鳥獣命編
今度こそ、と気合を入れていると、目の前にあったもふもふに完全に気合を根こそぎ奪われた。
「もふもふ……」
「ん? 誰かな?」
もふもふはもふもふだったがただのもふもふではなかったようで。
「も、申し訳ありません! あの、お怪我はありませんでしたか!?」
「大丈夫だよー。けど見かけない子だね。新しい星の意志の話は聞かないけど」
「私は創歐ノ輔様より使わされました、意志渡りの巫女、ルウシャと申します」
「ふんふん、るー、ね。ねぇ、そろそろとりさんの体から降りない?」
「重ね重ね申し訳ありません!」
ルウシャはすたっと名残惜しくももふもふから体を離すと、ぴしっと起立した。
「改めまして、こんにちわ、るー。とりさんは鳥獣命っていうんだ。それにしても創歐ノ輔だなんて、懐かしい名前を聞いたね。彼女から何か用なの?」
「いいえ。ただ、私に皆様方に会って話をしてこいと言われただけでございます」
「それだけ?」
「それだけ、でございます」
途端にその単純な命令が恥ずかしくなった。出立するときはあれほど誇らしい気持であったというのに。
「創歐ノ輔らしいね」
「え?」
「彼女らしいよ。うん」
鳥獣命は楽しそうに笑った(ように見えた。何せ彼は鳥の姿なのだ)。
「創歐ノ輔が家出する時にね、とりさんは苦労するだろうけど助けないよーって言ったんだ。その通りに彼女は苦労したけど、助けを求めてはこなかった。まぁ一回だけ例外があったけどね」
あれはとりさんが自分から助けに行ったからノーカン。そう言った。
「ところで、るーは鳥は好き? とりさんは一応獣を司る意志なんだけど、まぁこの姿を見て分かるとおり鳥が一番好きなんだよね」
「はぁ……。では鳥は食べられないのですか?」
我ながら、アホな質問をしたと思うとルウシャが思うのは鳥獣命と別れてからの話だ。
「とんでもない! あんなおいしいもの食べないなんだもったいないじゃない」
「は、はぁ……」
「いいよね、鶏肉。
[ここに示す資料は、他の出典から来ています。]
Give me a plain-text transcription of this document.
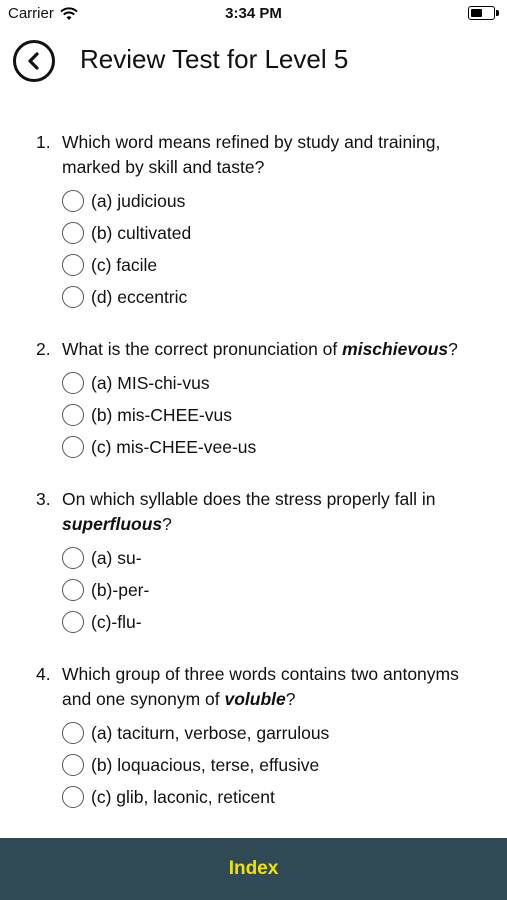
Carrier	3:34 PM
Review Test for Level 5
1. Which word means refined by study and training, marked by skill and taste?
(a) judicious
(b) cultivated
(c) facile
(d) eccentric
2. What is the correct pronunciation of mischievous?
(a) MIS-chi-vus
(b) mis-CHEE-vus
(c) mis-CHEE-vee-us
3. On which syllable does the stress properly fall in superfluous?
(a) su-
(b)-per-
(c)-flu-
4. Which group of three words contains two antonyms and one synonym of voluble?
(a) taciturn, verbose, garrulous
(b) loquacious, terse, effusive
(c) glib, laconic, reticent
Index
あ、でも食べられるのはあんまり好きじゃないんだ。すぐ治るけど、やっぱり痛いものは痛いしね」
「そ……食べられるのですか!?」
「なんでかみんなよく揚げたがるよ」
オーラからするに多分上位の意志に見えるのだが、よく食べられるらしい。
(どういうことなの)
さすがのルウシャも混乱した。
「さぁて、るー。まだお仕事終わってないんでしょ? 次はどこに行きたい?」
鳥獣命は、ばさばさと羽ばたいた。
ルウシャは軽く首をかしげたが、その意図に気づいて首を振った。
「と、とんでもございません! 鳥獣命様の背に乗るなど……」
「いいのいいの。もうちょっともふもふされてたい気分なんだよね」
さぁ、乗った乗った! といわんばかりに背を向けてくる。
「では、お言葉に甘えて……。もふもふ」
「ふふーん、もふもふには自信あるよ! じゃあ適当に飛ぶね」
「あ、はい。きゃああああ!」
優雅な空の旅とは無縁の、デンジャースカイトラベルへ出発したのだった。